Silivri’ye gittim, Ümit Özdağ’ı ziyaret ettim

Özdağ: Öcalan’a “Sen isteme, biz fazlasını veririz” dediler

Zafer Partisi Genel Başkanı Ümit Özdağ bugün itibarıyla 40 gündür tutuklu ve cezaevinde.

Kendisi ile son haftalardaki gelişmeler ve Öcalan’ın olası çağırısı üzerine küçük bir sohbet yapmak için görüşmek istiyordum.

Bunun için önce Özdağ’ın hukukçuları ile görüştüm, Özdağ’dan olumlu yanıt gelince Adalet Bakanlığı’na “görüşme izni” için başvurdum.

Ne yalan söyleyeyim, izin için çok da umutlu değildim.

Ne var ki, hiç beklemediğim bir şekilde görüş izni bir iki gün içinde çıktı.

Hem de açık görüş olacaktı.

Dün, Ümit Özdağ ile yapacağım görüşme için İstanbul’dan yola çıktım ve yaklaşık 100 kilometrelik 1 saat 10 dakika süren bir yolculuktan sonra Silivri diye bilinen ama Silivri Belediyesi’nin talebi üzerine adı Marmara Ceza İnfaz Kurumları Kampüsü’ne dönüştürülen cezaevine ulaştım. 

Devasa kampüsün içinde yaklaşık 30 bin mahkumluk bir kapasite vardı ama Ümit Özdağ ve diğer bildik tutuklu ve hükümlülerin tutulduğu bölüm yaklaşık 450 kapasiteli, yüksek güvenlikli bölümdü.

L tipi diye tanımlanan diğer binalarda koğuş sistemi varken, bu binada oda sistemi uygulanıyordu.

Cezaevi dışında, Zafer Partililerin genel başkana destek için toplandığı araziye geldim önce.

Burada kadın erkek 30 kadar partili soğukta nöbet tutuyordu. Kurdukları çadıra güvenlik nedeniyle izin verilmemişti.
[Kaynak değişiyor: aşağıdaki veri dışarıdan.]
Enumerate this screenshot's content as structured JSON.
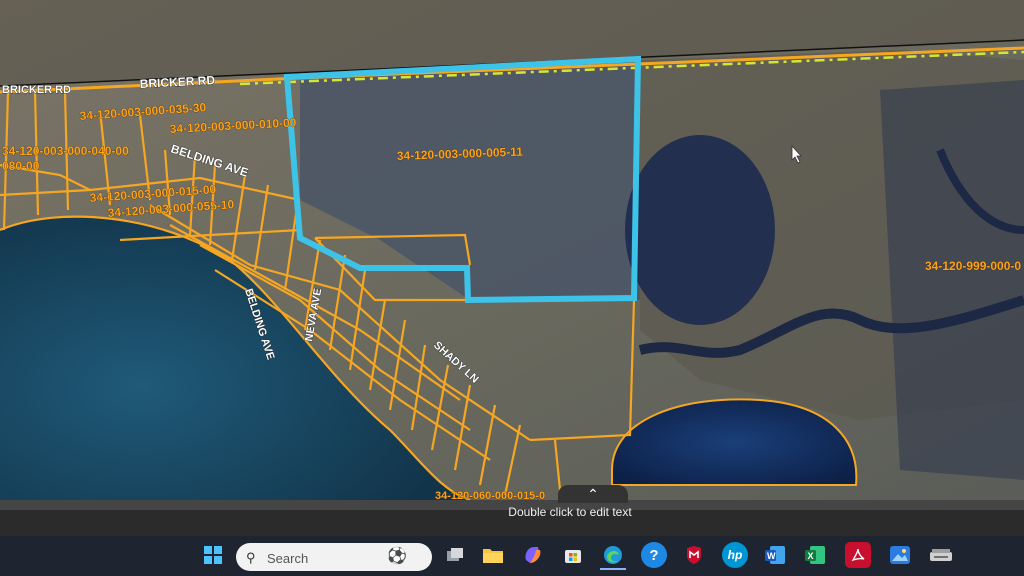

Onun yerine şeffaf bir çadır kurmak istemişler, onun da ancak streç film denilen ve gıda saklamakta kullanılan malzeme ile yapılırsa izin alabileceği konusunda uyarılmışlardı. Yaptıkları şeffaf yapının çatısının kapatılmasına ise izin yoktu.
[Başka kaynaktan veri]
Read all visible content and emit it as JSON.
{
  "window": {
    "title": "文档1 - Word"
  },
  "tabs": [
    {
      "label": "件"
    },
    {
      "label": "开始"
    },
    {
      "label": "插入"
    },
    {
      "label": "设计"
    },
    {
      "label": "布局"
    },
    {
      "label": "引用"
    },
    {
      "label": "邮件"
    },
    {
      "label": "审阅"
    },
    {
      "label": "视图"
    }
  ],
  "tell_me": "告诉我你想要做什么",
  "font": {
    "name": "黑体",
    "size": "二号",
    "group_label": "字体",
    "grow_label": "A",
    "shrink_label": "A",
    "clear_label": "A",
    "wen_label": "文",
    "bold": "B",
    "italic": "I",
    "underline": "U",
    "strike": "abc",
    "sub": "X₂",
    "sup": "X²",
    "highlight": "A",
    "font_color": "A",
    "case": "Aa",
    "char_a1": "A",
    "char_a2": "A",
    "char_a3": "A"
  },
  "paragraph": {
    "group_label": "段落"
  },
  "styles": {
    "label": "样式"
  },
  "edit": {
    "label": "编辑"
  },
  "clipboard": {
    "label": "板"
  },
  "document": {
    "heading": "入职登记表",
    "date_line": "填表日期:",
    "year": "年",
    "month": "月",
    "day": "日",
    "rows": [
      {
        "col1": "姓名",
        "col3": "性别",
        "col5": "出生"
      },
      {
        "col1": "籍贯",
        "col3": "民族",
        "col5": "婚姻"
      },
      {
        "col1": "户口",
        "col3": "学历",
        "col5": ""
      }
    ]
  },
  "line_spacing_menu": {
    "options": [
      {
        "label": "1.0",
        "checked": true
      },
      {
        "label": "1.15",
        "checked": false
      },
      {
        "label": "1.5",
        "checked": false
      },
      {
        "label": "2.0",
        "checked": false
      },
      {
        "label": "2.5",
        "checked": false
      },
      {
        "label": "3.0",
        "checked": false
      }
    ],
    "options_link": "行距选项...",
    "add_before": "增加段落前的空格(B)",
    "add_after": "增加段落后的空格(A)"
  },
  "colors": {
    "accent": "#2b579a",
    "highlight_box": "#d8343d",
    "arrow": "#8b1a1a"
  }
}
Getirdikleri karavan da, cezaevinin 1 km çapta çevresi güvenlik bölgesi olarak tanımlandığı için tarlaya park edilemiyordu.

Orada Zafer Partisi’nin Basın ve İletişimden sorumlu Genel Başkan Yardımcısı Uğur Batur’la buluştuk ve benim aracımı yol kenarına bırakıp, Uğur Batur’un aracıyla cezaevine doğru yola çıktık.

Kampüsün ana kapısında bizi son derece nazik bir şekilde durdurup kim olduğumuza baktılar.

Sonra da ana kapıdaki küçük bir ofise davet edip çay ikram ettiler.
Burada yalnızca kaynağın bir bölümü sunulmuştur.